Scot, Reginald | A serious debunking witchcraft and demonology
The discoverie of witchcraft, Wherein the Lewde dealing of witches and witchmongers is notablie detected … London: [Henry Denham for] William Brome, 1584
4to (191 x 140 mm). Text in roman and black letter with side notes in italic, woodcut head- and tailpieces, historiated and floriated initials, woodcut illustrations, including 6 full page (4 inserted as *1–2 between quires Dd and Ee), 4 tables, table of contents at the end; lightly washed and pressed, subtle repair to inside margin of title-page, light toning to leaves Bb3–6, Kk3–6 and Pp7–8, short marginal tear touching side note on Dd6v. Full crushed red morocco paneled gilt by Rivière & Sons, the spine richly gilt in 6 compartments with raised bands, gilt dentelles, edges gilt.

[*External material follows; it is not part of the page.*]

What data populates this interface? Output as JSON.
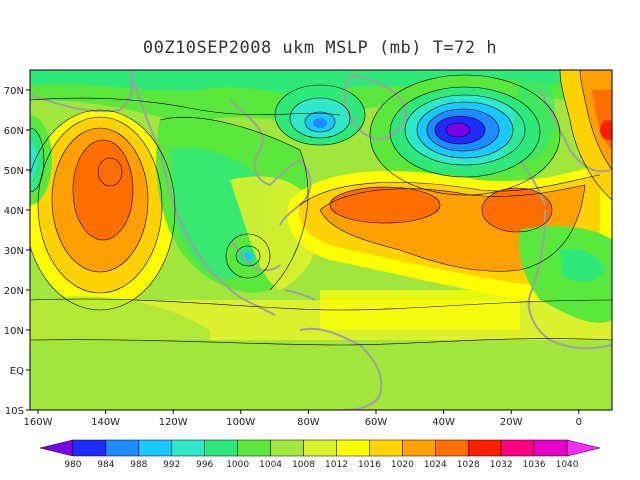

First edition of Scot's explosive treatise on witchcraft, in which he disputes the existence of witches and explains the phenomenon as "resulting out of a particular type of social encounter: old women begging for food or other assistance would curse their neighbours when they were turned away empty handed; if something bad then happened — the death of a child, perhaps — the old woman would be taken to be a witch. Witchcraft accusations in England thus arose in the context of disagreements over expectations and obligations relating to charitable giving. This sociological account was persuasive to contemporaries and has been adopted by modern historians. As far as Scot was concerned, those who confessed to being witches were either deluded or the victims of torture, while much of what Bodin had taken to be evidence for the existence of witchcraft in different eras and diverse cultures, Scot was prepared to dismiss as mere fable and fiction" (ODNB).
Divided into sixteen books, the main work is followed by a "Treatise upon the Nature and Substance of Spirits and Divels." In developing his deep knowledge of country law courts and village lore, a remarkable achievement of erudition, Scot consulted numerous works in Latin and English to substantiate his view that belief in witchcraft and magic has no rational or religious basis.
The keystone of a conjuring collection. Scot's Discoverie was the first work in English to reveal tricks of the conjuror's trade. He attributes manifestations of witchcraft to imposture and trickery, as demonstrated in books 13 and 14, where he exposes conjuring tricks, magical illusions and various cozening devices. "While Scot's enlightened views did have some good effect, many ... responded with a vigorous defense of the old beliefs. Scot's detractors included James VI of Scotland ... who described Scot's opinions as 'damnable,' and ordered Scot's book burned upon his accession to the throne" (Norman). Despite the king's order to destroy all copies of this work, it survived and was frequently reprinted (see following lots).
Exemplars, p. 79; ESTC S116888; Norman 1915; STC 21864
G.O.M. (Monogrammed ticket on front pastedown)
Condition as described in catalogue entry.